Fast Fingerprinting of Cloud-based NISQ Quantum Computers

TL;DR

This paper presents a rapid and reliable method for fingerprinting cloud-based superconducting quantum computers using their unique qubit frequency characteristics, enabling differentiation and identification of devices.

Contribution

The work introduces a novel, fast fingerprinting technique based on qubit frequencies that distinguishes quantum computers with high accuracy and minimal operational overhead.

Findings

Fingerprinting method is fast and requires minimal executions.

High inter-device separation ensures clear differentiation.

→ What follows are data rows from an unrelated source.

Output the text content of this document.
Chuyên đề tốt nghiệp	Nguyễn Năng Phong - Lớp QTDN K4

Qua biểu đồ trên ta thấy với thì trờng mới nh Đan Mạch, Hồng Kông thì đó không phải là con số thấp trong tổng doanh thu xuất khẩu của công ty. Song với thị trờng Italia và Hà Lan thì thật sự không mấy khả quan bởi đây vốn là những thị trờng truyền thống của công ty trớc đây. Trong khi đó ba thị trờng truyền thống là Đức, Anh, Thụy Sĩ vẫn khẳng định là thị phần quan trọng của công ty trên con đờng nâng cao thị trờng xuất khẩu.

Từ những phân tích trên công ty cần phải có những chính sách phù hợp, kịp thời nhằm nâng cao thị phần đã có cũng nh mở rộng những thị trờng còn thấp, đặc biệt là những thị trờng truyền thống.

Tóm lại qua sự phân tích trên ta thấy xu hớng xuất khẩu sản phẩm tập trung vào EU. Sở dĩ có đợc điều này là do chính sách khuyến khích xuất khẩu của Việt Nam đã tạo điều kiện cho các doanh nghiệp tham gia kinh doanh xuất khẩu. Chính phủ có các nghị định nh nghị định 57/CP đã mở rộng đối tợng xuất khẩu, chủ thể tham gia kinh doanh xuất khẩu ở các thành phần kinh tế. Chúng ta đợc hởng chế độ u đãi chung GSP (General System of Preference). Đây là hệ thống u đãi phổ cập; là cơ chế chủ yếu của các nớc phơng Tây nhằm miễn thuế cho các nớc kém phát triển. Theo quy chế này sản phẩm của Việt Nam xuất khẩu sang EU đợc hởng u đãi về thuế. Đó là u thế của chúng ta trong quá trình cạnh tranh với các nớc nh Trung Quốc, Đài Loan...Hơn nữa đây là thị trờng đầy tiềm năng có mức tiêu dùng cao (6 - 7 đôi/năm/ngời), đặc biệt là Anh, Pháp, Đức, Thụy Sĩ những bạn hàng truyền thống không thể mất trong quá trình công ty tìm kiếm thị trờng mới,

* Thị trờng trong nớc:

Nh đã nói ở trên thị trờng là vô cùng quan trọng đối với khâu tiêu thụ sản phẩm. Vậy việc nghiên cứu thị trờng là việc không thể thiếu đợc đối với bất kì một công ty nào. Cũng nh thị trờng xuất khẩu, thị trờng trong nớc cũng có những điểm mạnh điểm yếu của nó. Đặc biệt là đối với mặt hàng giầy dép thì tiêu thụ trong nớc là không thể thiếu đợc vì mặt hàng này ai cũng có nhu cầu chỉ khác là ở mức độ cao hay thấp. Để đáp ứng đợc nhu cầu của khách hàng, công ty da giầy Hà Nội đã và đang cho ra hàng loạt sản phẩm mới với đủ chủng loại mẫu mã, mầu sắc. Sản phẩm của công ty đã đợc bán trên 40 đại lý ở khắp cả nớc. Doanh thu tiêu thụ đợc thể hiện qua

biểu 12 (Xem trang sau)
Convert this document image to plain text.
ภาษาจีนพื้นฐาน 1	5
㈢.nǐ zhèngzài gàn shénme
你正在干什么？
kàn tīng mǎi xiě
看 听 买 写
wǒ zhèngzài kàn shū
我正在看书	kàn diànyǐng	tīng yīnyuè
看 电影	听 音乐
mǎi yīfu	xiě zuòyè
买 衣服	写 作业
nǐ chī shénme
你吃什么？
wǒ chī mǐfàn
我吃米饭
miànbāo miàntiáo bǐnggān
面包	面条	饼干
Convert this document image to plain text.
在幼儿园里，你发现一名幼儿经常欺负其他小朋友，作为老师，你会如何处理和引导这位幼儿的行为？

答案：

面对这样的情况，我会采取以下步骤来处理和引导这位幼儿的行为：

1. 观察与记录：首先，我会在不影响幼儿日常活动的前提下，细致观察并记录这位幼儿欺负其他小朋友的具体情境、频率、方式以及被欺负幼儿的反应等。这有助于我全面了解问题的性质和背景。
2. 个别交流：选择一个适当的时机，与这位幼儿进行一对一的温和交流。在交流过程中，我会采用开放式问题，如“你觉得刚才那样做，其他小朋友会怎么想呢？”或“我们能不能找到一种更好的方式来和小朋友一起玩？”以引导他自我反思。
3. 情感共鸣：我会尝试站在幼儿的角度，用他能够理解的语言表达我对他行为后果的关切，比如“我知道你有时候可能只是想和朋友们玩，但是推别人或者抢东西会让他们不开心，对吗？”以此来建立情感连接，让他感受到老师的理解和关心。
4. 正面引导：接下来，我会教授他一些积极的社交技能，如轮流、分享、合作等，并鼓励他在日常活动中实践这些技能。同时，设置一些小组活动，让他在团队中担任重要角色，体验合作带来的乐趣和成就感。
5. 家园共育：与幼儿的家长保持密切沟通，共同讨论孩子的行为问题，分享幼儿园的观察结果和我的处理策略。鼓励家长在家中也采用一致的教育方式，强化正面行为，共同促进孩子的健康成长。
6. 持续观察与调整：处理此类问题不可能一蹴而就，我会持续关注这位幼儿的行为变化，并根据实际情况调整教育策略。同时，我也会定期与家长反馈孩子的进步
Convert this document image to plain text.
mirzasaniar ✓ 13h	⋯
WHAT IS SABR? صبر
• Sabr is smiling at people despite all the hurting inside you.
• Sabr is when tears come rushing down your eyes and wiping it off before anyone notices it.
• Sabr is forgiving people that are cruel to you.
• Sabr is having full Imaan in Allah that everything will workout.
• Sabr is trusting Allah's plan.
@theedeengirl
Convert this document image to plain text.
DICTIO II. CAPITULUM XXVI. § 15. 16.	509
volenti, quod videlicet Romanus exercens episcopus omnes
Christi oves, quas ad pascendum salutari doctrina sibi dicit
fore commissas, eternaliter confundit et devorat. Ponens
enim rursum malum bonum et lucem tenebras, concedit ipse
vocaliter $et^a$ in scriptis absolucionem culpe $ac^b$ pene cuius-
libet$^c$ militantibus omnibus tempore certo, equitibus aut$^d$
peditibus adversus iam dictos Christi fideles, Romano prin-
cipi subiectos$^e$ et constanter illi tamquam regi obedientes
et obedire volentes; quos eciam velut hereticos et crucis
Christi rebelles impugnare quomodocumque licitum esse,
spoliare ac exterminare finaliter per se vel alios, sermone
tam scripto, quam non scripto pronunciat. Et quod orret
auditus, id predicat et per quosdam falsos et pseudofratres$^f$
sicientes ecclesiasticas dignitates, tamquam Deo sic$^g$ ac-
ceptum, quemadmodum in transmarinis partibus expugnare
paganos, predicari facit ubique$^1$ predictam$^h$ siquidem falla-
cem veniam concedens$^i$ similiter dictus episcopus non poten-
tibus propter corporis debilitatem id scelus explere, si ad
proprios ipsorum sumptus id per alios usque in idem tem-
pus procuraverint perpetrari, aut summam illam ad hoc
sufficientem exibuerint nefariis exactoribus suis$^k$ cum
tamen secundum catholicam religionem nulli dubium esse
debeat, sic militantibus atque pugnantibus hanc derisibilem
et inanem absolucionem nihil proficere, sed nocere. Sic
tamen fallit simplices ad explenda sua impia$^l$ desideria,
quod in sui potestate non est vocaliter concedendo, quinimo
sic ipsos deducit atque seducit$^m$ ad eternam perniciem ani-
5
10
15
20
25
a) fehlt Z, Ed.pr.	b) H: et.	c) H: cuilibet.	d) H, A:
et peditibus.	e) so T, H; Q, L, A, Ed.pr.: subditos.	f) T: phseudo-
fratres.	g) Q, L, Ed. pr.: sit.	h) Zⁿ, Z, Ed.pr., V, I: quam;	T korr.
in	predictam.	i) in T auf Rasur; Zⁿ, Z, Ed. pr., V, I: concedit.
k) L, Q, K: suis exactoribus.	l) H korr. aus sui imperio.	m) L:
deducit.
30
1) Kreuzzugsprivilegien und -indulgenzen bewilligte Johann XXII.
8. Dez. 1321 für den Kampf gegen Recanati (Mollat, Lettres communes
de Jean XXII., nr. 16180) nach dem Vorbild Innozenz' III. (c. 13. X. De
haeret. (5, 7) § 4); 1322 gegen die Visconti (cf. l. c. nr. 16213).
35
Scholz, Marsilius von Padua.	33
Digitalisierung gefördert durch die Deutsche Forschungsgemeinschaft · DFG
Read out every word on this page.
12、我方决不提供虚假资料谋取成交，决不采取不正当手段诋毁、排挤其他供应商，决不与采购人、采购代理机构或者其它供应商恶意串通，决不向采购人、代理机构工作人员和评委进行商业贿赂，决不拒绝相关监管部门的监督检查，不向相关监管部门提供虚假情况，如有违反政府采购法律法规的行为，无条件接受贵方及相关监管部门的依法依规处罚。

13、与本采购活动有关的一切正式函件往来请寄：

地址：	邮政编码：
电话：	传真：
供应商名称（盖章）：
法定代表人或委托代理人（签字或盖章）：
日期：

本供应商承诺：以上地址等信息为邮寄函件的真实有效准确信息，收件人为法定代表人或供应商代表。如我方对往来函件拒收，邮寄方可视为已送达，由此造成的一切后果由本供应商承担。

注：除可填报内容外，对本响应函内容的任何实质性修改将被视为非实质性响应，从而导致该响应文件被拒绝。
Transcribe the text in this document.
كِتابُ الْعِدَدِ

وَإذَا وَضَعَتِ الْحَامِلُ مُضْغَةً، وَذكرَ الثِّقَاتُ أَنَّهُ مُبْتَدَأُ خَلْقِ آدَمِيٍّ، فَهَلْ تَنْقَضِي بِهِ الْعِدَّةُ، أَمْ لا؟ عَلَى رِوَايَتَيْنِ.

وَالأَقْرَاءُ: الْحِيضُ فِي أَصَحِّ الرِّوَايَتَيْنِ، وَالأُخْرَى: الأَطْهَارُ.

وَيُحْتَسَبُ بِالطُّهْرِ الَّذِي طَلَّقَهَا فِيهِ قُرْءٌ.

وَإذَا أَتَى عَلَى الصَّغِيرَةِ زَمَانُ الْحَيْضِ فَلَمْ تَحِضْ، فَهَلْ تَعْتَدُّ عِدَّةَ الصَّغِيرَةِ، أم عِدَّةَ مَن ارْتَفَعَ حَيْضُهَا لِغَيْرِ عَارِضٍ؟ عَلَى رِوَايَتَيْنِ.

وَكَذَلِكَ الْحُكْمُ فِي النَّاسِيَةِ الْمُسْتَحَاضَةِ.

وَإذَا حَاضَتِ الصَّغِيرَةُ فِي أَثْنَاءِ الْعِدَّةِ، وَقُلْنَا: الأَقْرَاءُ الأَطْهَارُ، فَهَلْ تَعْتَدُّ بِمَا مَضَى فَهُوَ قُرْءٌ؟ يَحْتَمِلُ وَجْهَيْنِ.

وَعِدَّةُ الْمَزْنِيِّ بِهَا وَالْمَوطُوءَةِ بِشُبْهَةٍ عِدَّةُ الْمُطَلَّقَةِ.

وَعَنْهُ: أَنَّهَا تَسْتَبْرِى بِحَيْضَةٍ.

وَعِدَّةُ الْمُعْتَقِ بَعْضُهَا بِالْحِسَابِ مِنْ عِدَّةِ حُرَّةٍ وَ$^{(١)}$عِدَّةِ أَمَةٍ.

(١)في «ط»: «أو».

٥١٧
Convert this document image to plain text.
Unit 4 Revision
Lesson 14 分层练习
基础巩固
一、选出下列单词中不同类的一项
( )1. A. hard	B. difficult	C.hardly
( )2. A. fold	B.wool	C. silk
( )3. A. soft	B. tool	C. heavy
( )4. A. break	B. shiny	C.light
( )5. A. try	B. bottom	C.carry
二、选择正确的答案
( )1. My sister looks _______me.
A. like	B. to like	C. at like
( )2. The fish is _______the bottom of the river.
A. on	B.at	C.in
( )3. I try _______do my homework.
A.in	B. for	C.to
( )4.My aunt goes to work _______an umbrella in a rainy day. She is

Stable intra-device fingerprints over time.

Abstract

Cloud-based quantum computers have become a reality with a number of companies allowing for cloud-based access to their machines with tens to more than 100 qubits. With easy access to quantum computers, quantum information processing will potentially revolutionize computation, and superconducting transmon-based quantum computers are among some of the more promising devices available. Cloud service providers today host a variety of these and other prototype quantum computers with highly diverse device properties, sizes, and performances. The variation that exists in today's quantum computers, even among those of the same underlying hardware, motivate the study of how one device can be clearly differentiated and identified from the next. As a case study, this work focuses on the properties of 25 IBM superconducting, fixed-frequency transmon-based quantum computers that range in age from a few months to approximately 2.5 years. Through the analysis of current and historical quantum computer calibration data, this work uncovers key features within the machines that can serve as basis for unique hardware fingerprint of each quantum computer. This work demonstrates a new and fast method to reliably fingerprint cloud-based quantum computers based on unique frequency characteristics of transmon qubits. Both enrollment and recall operations are very fast as fingerprint data can be generated with minimal executions on the quantum machine. The qubit frequency-based fingerprints also have excellent inter-device separation and intra-device stability.